Obama Administration’s War on Whistleblowers Erodes US Ranking in the World Press Freedom Index

The increasing erosion of our First Amendment freedom of the press in the name of ‘national security’ caused the United States’ ranking in the World Press Freedom Index to plummet to 46th out of 180 countries. The Obama Administration’s unparalleled suppression of national security whistleblowers and the journalists reporting information leaked by these whistleblowers contributed to the United States’ decline, which is explained as follows by Reporters Without Borders (the publisher of the World Press Freedom Index):

Freedom of information is too often sacrificed to an overly broad and abusive interpretation of national security needs, marking a disturbing retreat from democratic practices. Investigative journalism often suffers as a result. This has been the case in the United States (46th), which fell 13 places, one of the most significant declines, amid increased efforts to track down whistleblowers and the sources of leaks. The trial and conviction of Private [Chelsea] Manning and the pursuit of NSA analyst Edward Snowden were warnings to all those thinking of assisting in the disclosure of sensitive information that would clearly be in the public interest. US journalists were stunned by the Department of Justice’s seizure of Associated Press phone records without warning in order to identify the source of a CIA leak. It served as a reminder of the urgent need for a “shield law” to protect the confidentiality of journalists’ sources at the federal level.
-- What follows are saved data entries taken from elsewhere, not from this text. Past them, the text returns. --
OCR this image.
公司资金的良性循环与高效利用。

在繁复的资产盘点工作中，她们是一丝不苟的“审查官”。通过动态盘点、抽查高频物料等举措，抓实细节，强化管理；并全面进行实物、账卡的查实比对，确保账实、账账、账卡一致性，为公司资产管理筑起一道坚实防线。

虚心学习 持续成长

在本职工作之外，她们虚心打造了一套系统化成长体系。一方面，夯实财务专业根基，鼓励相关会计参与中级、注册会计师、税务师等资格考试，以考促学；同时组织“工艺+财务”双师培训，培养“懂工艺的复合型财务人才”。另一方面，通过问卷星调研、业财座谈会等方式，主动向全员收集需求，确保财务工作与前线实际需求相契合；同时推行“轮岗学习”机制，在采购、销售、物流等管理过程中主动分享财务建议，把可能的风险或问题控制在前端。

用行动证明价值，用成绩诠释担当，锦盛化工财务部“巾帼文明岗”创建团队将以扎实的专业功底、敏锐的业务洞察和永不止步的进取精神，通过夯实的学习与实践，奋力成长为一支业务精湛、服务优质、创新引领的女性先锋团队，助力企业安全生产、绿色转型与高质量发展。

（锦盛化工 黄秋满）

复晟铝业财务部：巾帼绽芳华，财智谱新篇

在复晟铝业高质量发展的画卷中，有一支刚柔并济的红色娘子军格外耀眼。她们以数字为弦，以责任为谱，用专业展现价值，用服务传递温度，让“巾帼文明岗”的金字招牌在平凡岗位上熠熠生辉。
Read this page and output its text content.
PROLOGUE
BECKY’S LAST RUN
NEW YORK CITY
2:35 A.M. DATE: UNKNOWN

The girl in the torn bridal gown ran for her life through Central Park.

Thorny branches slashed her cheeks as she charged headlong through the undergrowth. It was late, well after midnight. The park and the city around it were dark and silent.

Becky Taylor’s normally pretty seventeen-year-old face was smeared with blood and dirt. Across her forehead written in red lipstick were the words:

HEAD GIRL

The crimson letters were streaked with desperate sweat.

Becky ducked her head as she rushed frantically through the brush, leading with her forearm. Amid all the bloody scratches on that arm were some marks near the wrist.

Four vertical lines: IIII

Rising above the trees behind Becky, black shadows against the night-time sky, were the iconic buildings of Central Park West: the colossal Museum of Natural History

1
The revival of the legislative process is little consolation for James Risen of The New York Times, who is subject to a court order to testify against a former CIA employee accused of leaking classified information. And less still for Barrett Brown, a young freelance journalist facing 105 years in prison in connection with the posting of information that hackers obtained from Statfor, a private intelligence company with close ties to the federal government….Both the US and UK authorities seem obsessed with hunting down whistleblowers instead of adopting legislation to rein in abusive surveillance practices that negate privacy, a democratic value cherished in both countries.